In the race towards a cure for Covid-19, repurposing drugs for other diseases may benefit patients afflicted with the coronavirus.
Ebola drug remdesivir, for instance, was approved for emergency use in severely ill patients in the United States earlier this month.
A new study led by Singapore researchers has found that a combination of remdesivir with lopinavir and ritonavir, which are drugs used to treat patients with human immunodeficiency virus (HIV), could be 6½ times more effective at treating patients compared with just remdesivir.
Their research involved leveraging artificial intelligence (AI) to look for the best combination of drugs and dosage to treat Covid-19 patients.
The study was co-supervised by Professor Dean Ho, director of the N.1 Institute for Health and the Institute for Digital Medicine at the National University of Singapore (NUS).
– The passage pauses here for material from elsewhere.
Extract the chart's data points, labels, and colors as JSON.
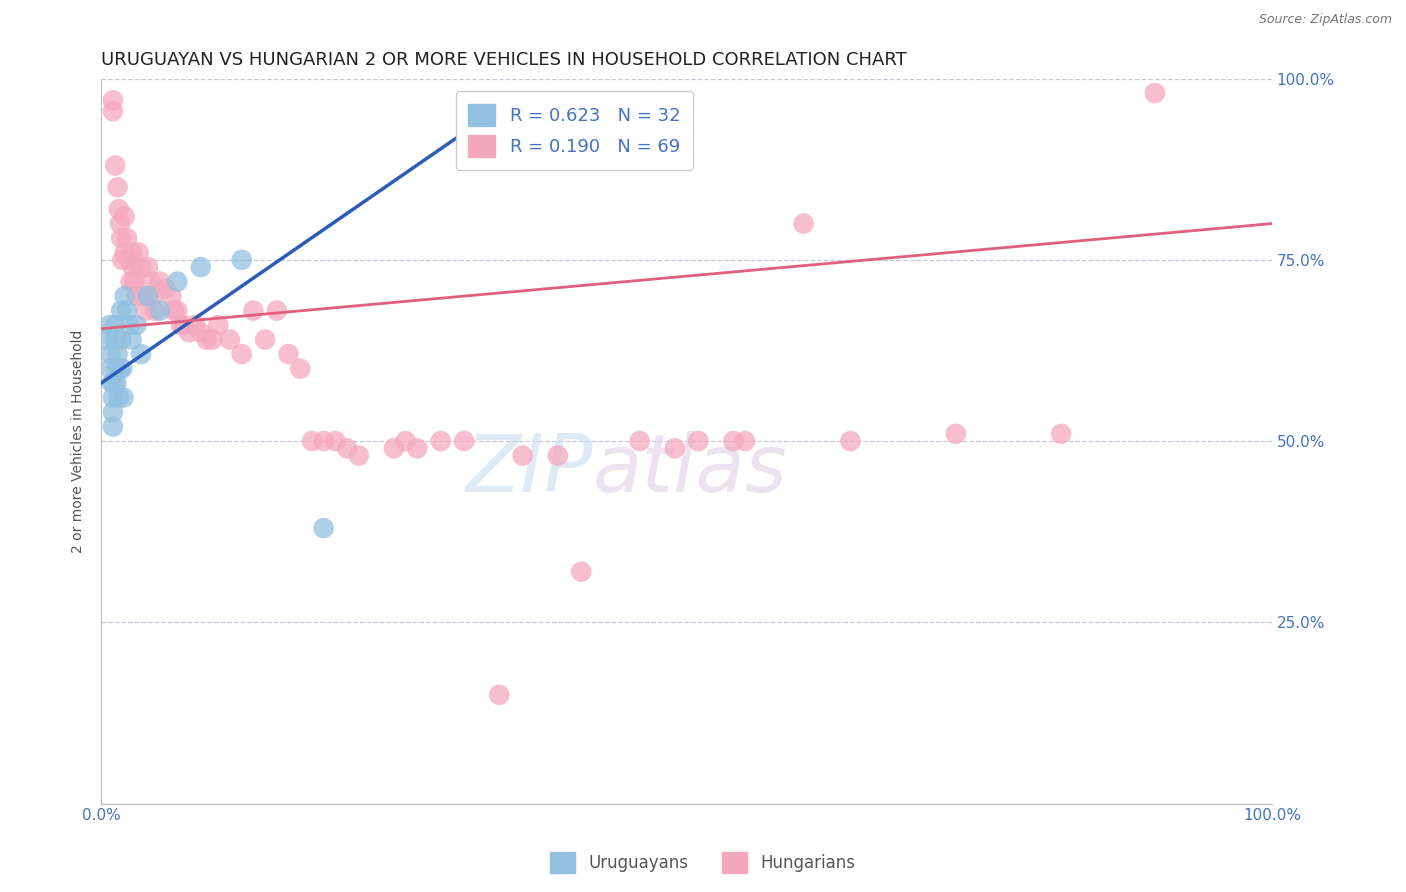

He said this could speed up the search for an interim treatment even as research continues for a Covid-19 drug or vaccine.
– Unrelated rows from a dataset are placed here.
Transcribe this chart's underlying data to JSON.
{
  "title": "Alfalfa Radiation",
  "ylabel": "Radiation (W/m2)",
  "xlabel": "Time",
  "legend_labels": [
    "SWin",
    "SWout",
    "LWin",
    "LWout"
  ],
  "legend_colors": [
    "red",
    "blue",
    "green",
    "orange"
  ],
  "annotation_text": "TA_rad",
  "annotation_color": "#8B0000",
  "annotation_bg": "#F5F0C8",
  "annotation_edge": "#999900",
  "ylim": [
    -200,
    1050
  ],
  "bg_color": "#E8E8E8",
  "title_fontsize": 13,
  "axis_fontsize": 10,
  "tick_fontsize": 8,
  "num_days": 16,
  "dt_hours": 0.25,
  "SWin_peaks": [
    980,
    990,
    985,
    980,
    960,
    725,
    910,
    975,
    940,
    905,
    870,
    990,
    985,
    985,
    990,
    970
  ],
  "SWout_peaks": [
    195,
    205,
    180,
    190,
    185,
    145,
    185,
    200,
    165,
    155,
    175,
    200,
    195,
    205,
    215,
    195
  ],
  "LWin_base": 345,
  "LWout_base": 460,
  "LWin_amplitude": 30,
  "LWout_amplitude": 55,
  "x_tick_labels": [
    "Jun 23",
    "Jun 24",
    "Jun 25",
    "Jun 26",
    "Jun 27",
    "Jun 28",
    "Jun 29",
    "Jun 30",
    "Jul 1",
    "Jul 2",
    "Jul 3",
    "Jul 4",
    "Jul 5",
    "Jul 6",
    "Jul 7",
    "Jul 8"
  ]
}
"Drugs on the market can be combined in various ways and in varying doses," he said.
"With AI, we can interrogate the entire universe of possibilities."
The IDentif.AI (pronounced "identify") platform used a pool of 12 carefully selected drugs - which have already been approved for patient use or are being evaluated in clinical trials - and combined them in various ways to see which yielded the best result.
The drugs include remdesivir, lopinavir and ritonavir, as well as malaria drug hydroxychloroquine, which has been touted by US President Donald Trump as having potential to be a Covid-19 cure.
More than 530,000 drug combinations were possible.
The remdesivir, ritonavir and lopinavir combination came out tops, said the researchers, who validated the findings using live virus in cell culture.
IDentif.AI also showed that hydroxychloroquine was relatively ineffective against the virus.
The results were published in a scientific paper pending peer review on pre-print site medRxiv earlier this month.
Prof Ho, who is also head of the NUS Department of Biome-dical Engineering, said that traditionally, drug developers look into how a drug works to get rid of the pathogen in the human body before determining if it could be successful against a new virus or bacterium.
Different drugs work in various ways. Remdesivir works by blocking a virus' ability to take over a human cell, said Dr Rishi Desai, an infectious diseases physician based in the US and a co-author of the latest study.
Lopinavir and ritonavir prevent large viral proteins from splitting into smaller ones, which keeps new viruses from leaving the infected cell. Hydroxychloroquine seems to prevent viruses from latching to a human host cell in the first place, Dr Desai added.
Prof Ho said identifying a drug that could be used to treat Covid-19 can be a laborious and lengthy process. Moreover, one drug could work to boost the activity of another.
IDentif.AI finds these unpredictable interactions, said Prof Ho.
For example, it had shown that the lopinavir-ritonavir combination was also relatively ineffective, a finding that echoed other clinical studies.
But there could be a synergistic anti-viral interaction among the three. "Relying solely on mechanism-of-action in drug development means that it is very possible to miss good combinations that could emerge," he added.
Dr Desai said: "The medications are attacking the virus in different ways, so it makes sense that when a virus takes a few different hits, it is more likely to get shut down."
IDentif.AI and similar AI platforms have already been used in drug therapy for cancer and other diseases.
Prof Ho said IDentif.AI narrowed down the range of options available to clinicians. This could help speed up the search for a drug suitable for treating Covid-19, and improve patient outcomes.
Associate Professor David Lye, senior consultant and director of the infectious disease research and training office at the National Centre for Infectious Diseases, Singapore, said the lopinavir-ritonavir combination has not been shown to work in patients with severe Covid-19, and that clinical researchers must first be convinced before the drug combination enters randomised controlled trials.
He added: "At this stage, treatment of severe Covid-19 remains high priority."